Saturday, May 2, 2015

High Point

NNW 5 – 10 mph;  Pat H, JR, and Johan Ohlson (Icaro Laminar) experience the best Saturday conditions we’ve seen in a few years with strong climbs (500+ fpm) to almost 9000’.  The lack of a driver kept everyone local, but Pat and JR did venture south down the ridge to Zirks and then on to Pinnacle on a tour of the local sites.  After 1.5 hours, JR opted to land at Barton’s LZ while Pat flew back to the Fairgrounds in search of Johan who had not been heard on the radio for a while.  As it turned out, Johan opted to land at the Fairgrounds where his vehicle was parked and Pat chose to join him there, although that required a sacrifice to gods of aluminum.  Meanwhile, Larry H, Pete, and Larryboy Ball (T2) were aerotowing from a site near Columbus, Ohio called Wesmar and they experienced similar outstanding conditions, but actually did something with them.  Pete landed near Mineral Wells, WV for 98.7 miles, Larry Ball flew back to his farm near Coolville, Ohio for approx. 80 miles, and Larry Huffman got away from the airfield and landed after approx. 35 miles.  One other amazing thing about this day is that we had radio contact with Pete and Larry over a straight line distance of probably 175 miles.  Those two-meter handheld radios can really push a signal when everyone is transmitting from 9000’!

Saturday, April 18, 2015

High Point

High Pt;  NNW 5 – 10 mph;  Gardinator, JR, LE, Ben Herrick (UP Katana), and Krista Auchenbach (U-Turn Blacklight) arrive at launch to find reasonable conditions on a mostly blue day where the PGs outnumber the HGs for a change.  Everyone got up and soared although LE and Krista ended up getting low at the West Face where LE eventually succumbed to the pull of gravity after 45 minutes.  Krista was able to claw here way back above the ridge where she stayed for the remainder of the flight.  The climb rates started out pretty good (3 – 500 fpm) and folks were getting to 4500’, but as the day progressed, the sky got milkier as cloud cover moved in and conditions began to soften.
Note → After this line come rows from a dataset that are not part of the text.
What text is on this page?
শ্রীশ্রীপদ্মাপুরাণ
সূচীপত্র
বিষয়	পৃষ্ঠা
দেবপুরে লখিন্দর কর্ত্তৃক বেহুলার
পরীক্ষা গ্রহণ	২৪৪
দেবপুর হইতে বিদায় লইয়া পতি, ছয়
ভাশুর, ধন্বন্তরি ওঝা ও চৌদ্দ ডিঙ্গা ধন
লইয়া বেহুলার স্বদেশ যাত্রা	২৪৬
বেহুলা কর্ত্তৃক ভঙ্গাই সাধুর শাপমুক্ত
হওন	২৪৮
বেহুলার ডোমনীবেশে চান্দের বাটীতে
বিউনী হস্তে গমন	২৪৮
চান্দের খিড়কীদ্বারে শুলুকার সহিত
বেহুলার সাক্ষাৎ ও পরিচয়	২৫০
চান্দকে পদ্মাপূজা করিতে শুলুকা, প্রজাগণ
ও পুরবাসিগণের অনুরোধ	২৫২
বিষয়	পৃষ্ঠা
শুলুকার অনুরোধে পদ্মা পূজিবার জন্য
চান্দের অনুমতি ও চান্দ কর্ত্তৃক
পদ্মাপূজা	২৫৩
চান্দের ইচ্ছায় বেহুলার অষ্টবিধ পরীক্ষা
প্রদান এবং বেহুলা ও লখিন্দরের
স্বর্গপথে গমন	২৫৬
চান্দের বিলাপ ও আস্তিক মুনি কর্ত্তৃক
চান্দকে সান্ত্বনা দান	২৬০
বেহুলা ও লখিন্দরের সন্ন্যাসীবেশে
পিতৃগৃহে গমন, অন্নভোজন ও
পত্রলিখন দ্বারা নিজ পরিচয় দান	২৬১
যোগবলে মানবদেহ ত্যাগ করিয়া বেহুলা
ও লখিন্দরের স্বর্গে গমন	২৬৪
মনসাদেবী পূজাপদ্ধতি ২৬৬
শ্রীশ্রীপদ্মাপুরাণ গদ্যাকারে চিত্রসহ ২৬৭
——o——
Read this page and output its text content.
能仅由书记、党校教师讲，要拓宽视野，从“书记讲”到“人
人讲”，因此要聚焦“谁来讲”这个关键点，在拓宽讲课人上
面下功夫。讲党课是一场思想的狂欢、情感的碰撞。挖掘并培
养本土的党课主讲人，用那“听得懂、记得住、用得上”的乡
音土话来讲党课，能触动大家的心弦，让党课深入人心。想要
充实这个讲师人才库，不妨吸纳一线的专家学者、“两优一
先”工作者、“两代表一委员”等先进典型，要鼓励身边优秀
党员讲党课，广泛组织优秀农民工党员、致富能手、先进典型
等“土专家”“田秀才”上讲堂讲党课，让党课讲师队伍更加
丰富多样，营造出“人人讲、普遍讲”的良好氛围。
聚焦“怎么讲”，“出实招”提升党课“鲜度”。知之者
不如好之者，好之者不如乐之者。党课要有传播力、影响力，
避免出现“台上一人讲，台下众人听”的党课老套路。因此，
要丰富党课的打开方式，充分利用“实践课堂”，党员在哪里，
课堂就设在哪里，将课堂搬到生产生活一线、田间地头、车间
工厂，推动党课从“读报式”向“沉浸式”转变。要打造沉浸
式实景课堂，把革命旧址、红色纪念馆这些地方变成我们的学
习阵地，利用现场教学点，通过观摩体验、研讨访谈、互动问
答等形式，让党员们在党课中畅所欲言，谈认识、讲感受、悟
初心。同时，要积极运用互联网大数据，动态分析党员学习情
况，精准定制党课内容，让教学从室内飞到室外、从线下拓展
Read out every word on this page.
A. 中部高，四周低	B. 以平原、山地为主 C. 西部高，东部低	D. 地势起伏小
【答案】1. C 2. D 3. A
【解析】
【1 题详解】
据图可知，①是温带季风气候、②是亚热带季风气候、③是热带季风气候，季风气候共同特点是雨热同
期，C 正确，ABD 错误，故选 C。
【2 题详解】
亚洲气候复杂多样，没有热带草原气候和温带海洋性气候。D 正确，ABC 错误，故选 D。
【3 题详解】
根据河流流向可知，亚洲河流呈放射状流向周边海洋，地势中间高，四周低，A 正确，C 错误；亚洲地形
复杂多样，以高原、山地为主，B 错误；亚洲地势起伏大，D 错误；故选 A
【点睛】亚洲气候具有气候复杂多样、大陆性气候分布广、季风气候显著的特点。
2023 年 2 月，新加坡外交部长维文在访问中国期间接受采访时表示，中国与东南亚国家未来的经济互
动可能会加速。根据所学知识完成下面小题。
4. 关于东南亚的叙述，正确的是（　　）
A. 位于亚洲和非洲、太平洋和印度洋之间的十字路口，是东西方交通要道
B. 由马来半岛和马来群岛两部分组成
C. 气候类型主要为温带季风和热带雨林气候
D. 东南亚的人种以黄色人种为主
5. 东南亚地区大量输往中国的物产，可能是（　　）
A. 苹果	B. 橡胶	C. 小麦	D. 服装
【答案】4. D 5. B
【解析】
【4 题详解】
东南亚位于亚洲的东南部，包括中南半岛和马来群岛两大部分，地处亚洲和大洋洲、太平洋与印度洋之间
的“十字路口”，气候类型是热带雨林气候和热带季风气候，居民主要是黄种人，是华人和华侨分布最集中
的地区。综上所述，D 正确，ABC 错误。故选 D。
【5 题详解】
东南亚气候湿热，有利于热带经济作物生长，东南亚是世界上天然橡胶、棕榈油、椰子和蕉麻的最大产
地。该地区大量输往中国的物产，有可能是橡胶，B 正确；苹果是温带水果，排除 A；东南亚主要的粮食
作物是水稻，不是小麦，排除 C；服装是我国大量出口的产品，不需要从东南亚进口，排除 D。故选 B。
Everyone landed at the Fairgounds LZ after getting between one and two hours of airtime.

Sunday, April 12, 2015


Pinnacle;  ENE 5 – 8 mph;  Pete, Pat, Larry H, JR, and Mark Gardner (Talon) watch as the light and cross winds show little signs of improvement.  Eventually, Pete leads the lemmings off launch with Gardinator having the most exciting take-off, followed by Pat, Larry, and JR.  Everyone had sleds except for Larry who got about 50’ over launch for about five seconds.